Author(s): Goadsby PJ, Ferrari MD, Olesen J, Stovner LJ, Senard JM, Jackson NC, Poole PH

Affiliation(s): Institute of Neurology, The National Hospital for Neurology and Neurosurgery, London, UK. peterg@brain.ion.ucl.ac.uk

Publication date & source: 2000-01-11, Neurology., 54(1):156-63.

Publication type: Clinical Trial; Randomized Controlled Trial

OBJECTIVE: To compare the efficacy, safety, and tolerability of oral eletriptan (20 mg, 40 mg, and 80 mg) with that of oral sumatriptan (100 mg) and placebo for the acute treatment of migraine. BACKGROUND: Eletriptan is a potent and selective agonist at human recombinant 5HT1B/1D receptors, with efficacy in animal models that predict antimigraine activity.

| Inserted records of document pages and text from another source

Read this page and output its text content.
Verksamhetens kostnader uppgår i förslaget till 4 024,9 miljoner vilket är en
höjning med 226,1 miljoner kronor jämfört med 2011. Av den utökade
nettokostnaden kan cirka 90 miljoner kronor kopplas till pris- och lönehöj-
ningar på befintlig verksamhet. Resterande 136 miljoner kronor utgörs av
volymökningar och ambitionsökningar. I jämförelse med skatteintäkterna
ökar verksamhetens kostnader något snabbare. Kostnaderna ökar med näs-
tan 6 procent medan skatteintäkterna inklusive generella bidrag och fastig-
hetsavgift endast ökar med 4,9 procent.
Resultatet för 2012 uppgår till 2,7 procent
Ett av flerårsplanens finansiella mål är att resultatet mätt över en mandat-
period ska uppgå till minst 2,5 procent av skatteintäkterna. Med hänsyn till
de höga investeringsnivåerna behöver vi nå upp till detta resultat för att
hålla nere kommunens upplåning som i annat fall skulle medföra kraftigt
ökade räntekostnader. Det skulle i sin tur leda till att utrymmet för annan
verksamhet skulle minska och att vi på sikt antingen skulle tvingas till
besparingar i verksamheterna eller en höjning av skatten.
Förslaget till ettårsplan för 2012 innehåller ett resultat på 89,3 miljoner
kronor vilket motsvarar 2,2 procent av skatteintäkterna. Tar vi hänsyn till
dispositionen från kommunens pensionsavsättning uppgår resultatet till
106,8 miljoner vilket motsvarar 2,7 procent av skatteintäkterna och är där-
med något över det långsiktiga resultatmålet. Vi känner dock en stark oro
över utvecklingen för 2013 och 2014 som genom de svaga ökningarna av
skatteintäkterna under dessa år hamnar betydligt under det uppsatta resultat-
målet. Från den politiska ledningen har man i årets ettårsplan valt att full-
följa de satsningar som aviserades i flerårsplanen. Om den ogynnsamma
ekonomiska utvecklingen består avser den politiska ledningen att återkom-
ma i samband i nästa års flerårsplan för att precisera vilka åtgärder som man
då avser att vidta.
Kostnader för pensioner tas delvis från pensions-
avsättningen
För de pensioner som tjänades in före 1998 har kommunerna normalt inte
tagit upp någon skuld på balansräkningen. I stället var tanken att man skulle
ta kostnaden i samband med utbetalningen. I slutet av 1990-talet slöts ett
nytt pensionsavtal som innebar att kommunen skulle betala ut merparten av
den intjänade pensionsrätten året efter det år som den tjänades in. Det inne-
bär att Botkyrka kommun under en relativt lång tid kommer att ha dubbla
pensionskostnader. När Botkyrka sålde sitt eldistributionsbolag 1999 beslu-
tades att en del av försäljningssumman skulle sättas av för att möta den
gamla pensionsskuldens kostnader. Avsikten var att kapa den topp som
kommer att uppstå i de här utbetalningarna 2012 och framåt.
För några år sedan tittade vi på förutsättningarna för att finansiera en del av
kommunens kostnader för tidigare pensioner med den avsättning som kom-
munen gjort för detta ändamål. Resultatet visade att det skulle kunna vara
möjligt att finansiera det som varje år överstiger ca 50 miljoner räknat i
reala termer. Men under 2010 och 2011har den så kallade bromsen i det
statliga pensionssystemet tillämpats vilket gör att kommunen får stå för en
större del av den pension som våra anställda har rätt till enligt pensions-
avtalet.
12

In healthy volunteers, the pharmacokinetics of eletriptan are characterized by linear and rapid oral absorption. METHODS: Randomized, double-blind, parallel-group study conducted in 857 outpatients with a diagnosis of migraine according to the International Headache Society (IHS) criteria. Of these, 692 took study medication for one acute migraine attack and provided on-drug efficacy data. Subjects received either placebo, 100 mg of sumatriptan or 20 mg, 40 mg, or 80 mg of eletriptan for the treatment of an acute migraine attack. The primary endpoint was the percentage of patients with a headache response (improvement in pain intensity from moderate or severe to mild or none) at 2 hours after treatment. RESULTS: At the primary endpoint (2 hours after dosing), headache response rates were 24% (30/126) for placebo; 55% (63/115) for sumatriptan, 100 mg; 54% (70/129) for eletriptan, 20 mg; 65% (76/117) for eletriptan, 40 mg; and 77% (91/118) for eletriptan, 80 mg. There was a difference compared with placebo (p<0.001) for all doses of eletriptan, and at 2 hours there was a difference between sumatriptan, 100 mg, and eletriptan, 80 mg (p<0.001). Headache-free rates at 2 hours were superior to placebo (6%; p<0.001) for both the 80-mg dose of eletriptan (37%) and the 40-mg dose (29%), with the 80-mg dose also being superior to 100 mg of sumatriptan (23%; p<0.05). Eletriptan and sumatriptan were well tolerated, and the majority of adverse events were mild or moderate in intensity and transient. CONCLUSION: In this placebo-controlled trial, eletriptan, at selected doses, demonstrated superior efficacy, onset of action and patient acceptability in the acute treatment of migraine when compared with oral sumatriptan and placebo.